End b/g. The wedding is in 5 days. In the last few weeks, gma has been pestering her daughter and my 2 sisters to beg me for an invitation, because she wants to see kid go down the aisle in his little tux. Gma has seen him in the tux already at home. Ex flatly refused to beg me for an invitation and told gma if she isn't invited it's not up to her to beg for it. My sisters, on the other hand, felt it was their personal responsibility to get gma invited. One even offered to pay for her and bring her as her date. :P They said I have to because she's family, to which I responded she is kid's gma, not mine.
2 days ago, I received an email from gma: "Would it be okay to stand at the back during your wedding? I won't let Kid see me, but I wanted to see him walk down the aisle in his tux.
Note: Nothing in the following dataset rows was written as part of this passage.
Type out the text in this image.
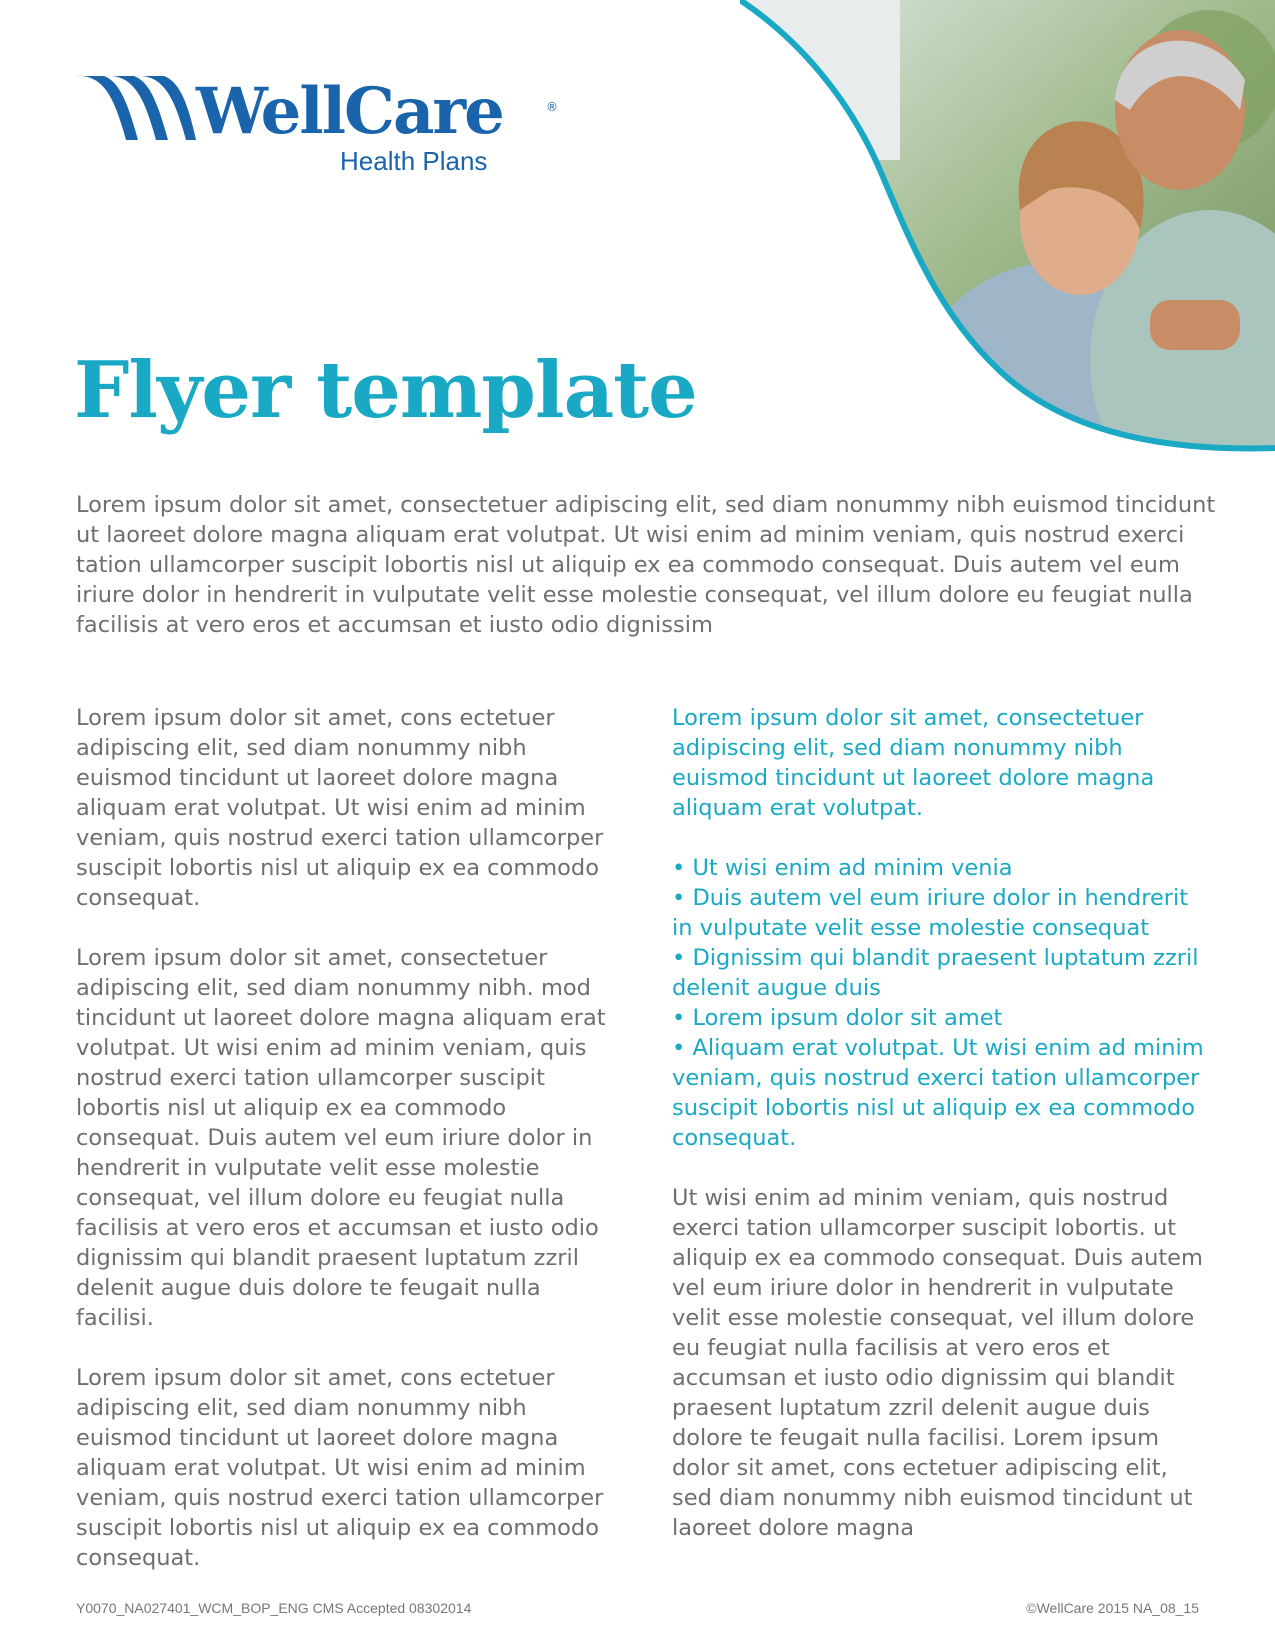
WellCare	®
Health Plans
Flyer template

Lorem ipsum dolor sit amet, consectetuer adipiscing elit, sed diam nonummy nibh euismod tincidunt ut laoreet dolore magna aliquam erat volutpat. Ut wisi enim ad minim veniam, quis nostrud exerci tation ullamcorper suscipit lobortis nisl ut aliquip ex ea commodo consequat. Duis autem vel eum iriure dolor in hendrerit in vulputate velit esse molestie consequat, vel illum dolore eu feugiat nulla facilisis at vero eros et accumsan et iusto odio dignissim

Lorem ipsum dolor sit amet, cons ectetuer adipiscing elit, sed diam nonummy nibh euismod tincidunt ut laoreet dolore magna aliquam erat volutpat. Ut wisi enim ad minim veniam, quis nostrud exerci tation ullamcorper suscipit lobortis nisl ut aliquip ex ea commodo consequat.

Lorem ipsum dolor sit amet, consectetuer adipiscing elit, sed diam nonummy nibh. mod tincidunt ut laoreet dolore magna aliquam erat volutpat. Ut wisi enim ad minim veniam, quis nostrud exerci tation ullamcorper suscipit lobortis nisl ut aliquip ex ea commodo consequat. Duis autem vel eum iriure dolor in hendrerit in vulputate velit esse molestie consequat, vel illum dolore eu feugiat nulla facilisis at vero eros et accumsan et iusto odio dignissim qui blandit praesent luptatum zzril delenit augue duis dolore te feugait nulla facilisi.

Lorem ipsum dolor sit amet, cons ectetuer adipiscing elit, sed diam nonummy nibh euismod tincidunt ut laoreet dolore magna aliquam erat volutpat. Ut wisi enim ad minim veniam, quis nostrud exerci tation ullamcorper suscipit lobortis nisl ut aliquip ex ea commodo consequat.

Lorem ipsum dolor sit amet, consectetuer adipiscing elit, sed diam nonummy nibh euismod tincidunt ut laoreet dolore magna aliquam erat volutpat.

• Ut wisi enim ad minim venia
• Duis autem vel eum iriure dolor in hendrerit in vulputate velit esse molestie consequat
• Dignissim qui blandit praesent luptatum zzril delenit augue duis
• Lorem ipsum dolor sit amet
• Aliquam erat volutpat. Ut wisi enim ad minim veniam, quis nostrud exerci tation ullamcorper suscipit lobortis nisl ut aliquip ex ea commodo consequat.

Ut wisi enim ad minim veniam, quis nostrud exerci tation ullamcorper suscipit lobortis. ut aliquip ex ea commodo consequat. Duis autem vel eum iriure dolor in hendrerit in vulputate velit esse molestie consequat, vel illum dolore eu feugiat nulla facilisis at vero eros et accumsan et iusto odio dignissim qui blandit praesent luptatum zzril delenit augue duis dolore te feugait nulla facilisi. Lorem ipsum dolor sit amet, cons ectetuer adipiscing elit, sed diam nonummy nibh euismod tincidunt ut laoreet dolore magna

Y0070_NA027401_WCM_BOP_ENG CMS Accepted 08302014	©WellCare 2015 NA_08_15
And, of course, see you guys get married.
If not, no problem."
I was floored. Lol I'm starting to hate email. I haven't responded because again, don't know what to say to that. I really don't want her there and will feel bad if she shows up because we aren't inviting anyone to the ceremony and not the reception, and vice versa. What do you say to someone asking permission to crash your wedding? I know her well enough to know that if she does come to the ceremony, she will weasle her way in to the reception as well. How would you handle this?
Situation 3 will be in a seperate post. Any advice you have would be greatly appreciated.